Moonlight on the Buffalo

Evanston RoundTable, Sept. 1, 2021

I grew up in New York, and I try to get back there at least once a year to see family and friends. In fact, a trip I took last week was the second in three months. In May, I stayed on Long Island with my high school friend Neil. We did fun, touristy things: a guided bike tour of Central Park, a bus tour of lower Manhattan and a boat ride into New York Harbor that included stops at Liberty and Ellis Islands.

Ellis was particularly memorable. The main building has been restored to something like its original splendor, and the educational displays are amazing. A century ago my mother, her parents, her two sisters, brother and grandfather all came through the island on their way to their new American home on the south side of Chicago. My mother was born in Johannesburg, part of a cohort of Russian Jews who fled the Old Country in favor of the New. They stayed several years in South Africa, where work was plentiful and anti-Semitism rare.

“If they were doing so well in Johannesburg,” I recently asked my older cousin, “why did they come to America?”

“Better marriage prospects,” she said.

Last week’s trip, with Alan and Jim, two other high school friends, included watching a players’ practice round for the U.S. Open at the National Tennis Center in Queens, biking the magnificent 500-acre Storm King sculpture park nestled in the Hudson Highlands and visiting the New York Botanical Garden in the Bronx.

In both cases I flew into LaGuardia and came home on an Amtrak train, the storied Lakeshore Limited.

What is it about trains? I always struggle to explain their mystique, their hold on me ­– and can never do it justice. Part of it is the magic of youth. As a kid growing up in a New York suburb much like Evanston (only with hills), I frequently rode the New Haven commuter train to Grand Central Station with my dad, who was an executive for a dress manufacturing firm headquartered in Manhattan’s Garment District. While he made Saturday morning long-distance phone calls to his salesmen, I traipsed around midtown Manhattan, goggle-eyed at the seedy lure of 1950s Times Square.

Best of all, and what really sparked my train mania, were the overnight train rides from Grand Central to Portland, Maine, where I attended a nearby boys camp for three summers. Gazing out at the passing parade of upstate New York and New England – the small towns, the village squares, the homes and backyards, the stores and factories – one witnessed a rarely seen panorama of America’s soul.

During a college year abroad in 1967 and ’68 (in which I mostly traveled), I joined three dozen students from around the world for a late December trip from London to Russia. Our two-night train ride to Moscow took us through East and West Germany. The border between them was a miles-long hellscape of nothingness lit by giant klieg lights from massive guard towers. The next morning we rode into the two Berlins. The train was sealed, meaning no one could enter or exit. In East Berlin I decided to test the limits: I walked onto the rear car’s outside platform as if I had every right to be there. A soldier with a submachine gun motioned me back inside. He had the stronger right.
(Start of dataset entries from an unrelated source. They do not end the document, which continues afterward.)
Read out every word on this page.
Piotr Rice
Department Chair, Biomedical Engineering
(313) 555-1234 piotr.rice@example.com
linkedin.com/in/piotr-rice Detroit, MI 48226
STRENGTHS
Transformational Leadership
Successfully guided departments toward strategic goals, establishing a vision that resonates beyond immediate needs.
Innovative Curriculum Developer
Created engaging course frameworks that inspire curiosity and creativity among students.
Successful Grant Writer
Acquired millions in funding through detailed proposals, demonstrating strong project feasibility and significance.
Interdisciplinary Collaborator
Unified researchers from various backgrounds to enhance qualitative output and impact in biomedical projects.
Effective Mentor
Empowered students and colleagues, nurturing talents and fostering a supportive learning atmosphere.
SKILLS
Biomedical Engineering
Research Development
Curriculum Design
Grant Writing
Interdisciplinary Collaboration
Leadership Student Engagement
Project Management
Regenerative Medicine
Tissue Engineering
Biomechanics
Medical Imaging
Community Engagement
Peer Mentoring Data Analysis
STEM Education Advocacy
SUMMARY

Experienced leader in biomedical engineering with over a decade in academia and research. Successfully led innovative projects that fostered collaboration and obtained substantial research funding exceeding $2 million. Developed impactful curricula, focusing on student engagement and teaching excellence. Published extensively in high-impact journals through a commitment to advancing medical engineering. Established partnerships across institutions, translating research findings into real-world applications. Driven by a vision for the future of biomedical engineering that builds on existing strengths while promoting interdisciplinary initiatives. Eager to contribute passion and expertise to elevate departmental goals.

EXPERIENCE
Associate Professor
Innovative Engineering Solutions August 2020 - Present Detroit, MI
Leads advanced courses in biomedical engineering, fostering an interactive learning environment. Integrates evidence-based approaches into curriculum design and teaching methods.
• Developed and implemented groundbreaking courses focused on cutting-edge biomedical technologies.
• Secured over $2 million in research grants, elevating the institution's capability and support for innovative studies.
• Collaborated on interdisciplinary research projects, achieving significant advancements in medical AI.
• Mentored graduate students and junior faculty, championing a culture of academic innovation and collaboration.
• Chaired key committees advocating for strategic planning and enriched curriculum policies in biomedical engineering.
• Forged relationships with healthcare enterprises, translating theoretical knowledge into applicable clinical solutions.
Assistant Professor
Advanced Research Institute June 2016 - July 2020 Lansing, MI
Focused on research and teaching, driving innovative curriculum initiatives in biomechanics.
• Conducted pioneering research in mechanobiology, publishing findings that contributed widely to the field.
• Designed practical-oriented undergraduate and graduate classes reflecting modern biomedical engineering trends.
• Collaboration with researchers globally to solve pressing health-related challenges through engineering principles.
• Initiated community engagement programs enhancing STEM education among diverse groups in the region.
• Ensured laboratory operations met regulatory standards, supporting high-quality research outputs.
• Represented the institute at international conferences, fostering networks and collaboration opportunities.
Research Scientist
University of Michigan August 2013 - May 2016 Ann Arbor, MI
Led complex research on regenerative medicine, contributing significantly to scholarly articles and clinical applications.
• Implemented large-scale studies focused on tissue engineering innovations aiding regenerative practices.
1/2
We were met at the Soviet border by a luxury Russian train, complete with samovars at each end of the car.

Our group spent five days in Moscow, four in Leningrad (today’s St. Petersburg) and four in Warsaw. We saw David Oistrakh and the Bolshoi Ballet in concert. I swam in Gorky Park, snow falling gently on our heated pool. Altogether 17 days, $170. The Kremlin, Red Square, the Hermitage, the old city of Warsaw, plus­ the train rides across western Europe were all part of a uniquely memorable experience.
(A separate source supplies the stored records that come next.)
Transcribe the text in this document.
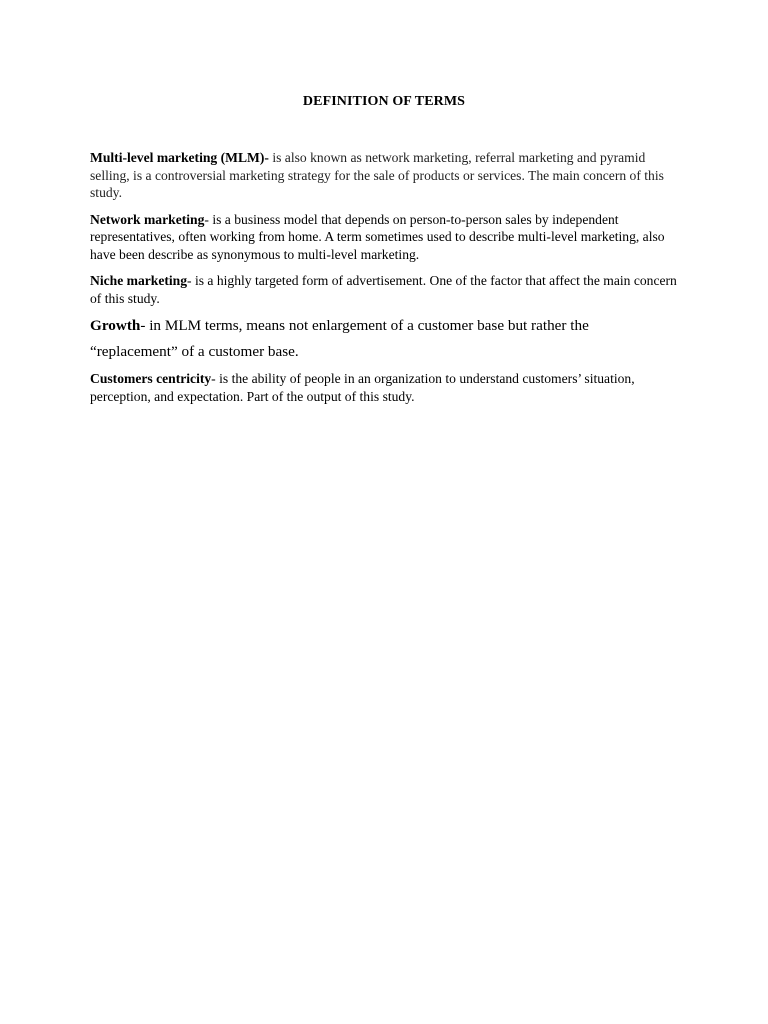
DEFINITION OF TERMS

Multi-level marketing (MLM)- is also known as network marketing, referral marketing and pyramid selling, is a controversial marketing strategy for the sale of products or services. The main concern of this study.

Network marketing- is a business model that depends on person-to-person sales by independent representatives, often working from home. A term sometimes used to describe multi-level marketing, also have been describe as synonymous to multi-level marketing.

Niche marketing- is a highly targeted form of advertisement. One of the factor that affect the main concern of this study.

Growth- in MLM terms, means not enlargement of a customer base but rather the

“replacement” of a customer base.

Customers centricity- is the ability of people in an organization to understand customers’ situation, perception, and expectation. Part of the output of this study.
Here in America I’ve ridden overnight trains from Chicago to New York, Austin and San Francisco. My wife and I took the old Coast Starlight train from Seattle to San Francisco, which, true to its name, provided unforgettable nighttime vistas of mountain lakes bathed in starlight.

Which was a highlight of this last train ride. At some point after darkness had descended, hours after we had left Penn Station, we passed over a midsize river. Moonlight twinkled merrily on the surface. I grabbed my phone and checked the GPS. It was the Buffalo River. The Buffalo touches Chicago: it drains into Lake Erie, separated from the Evanston shore by Lake Huron.

All things connect, like trains criss-crossing the continents.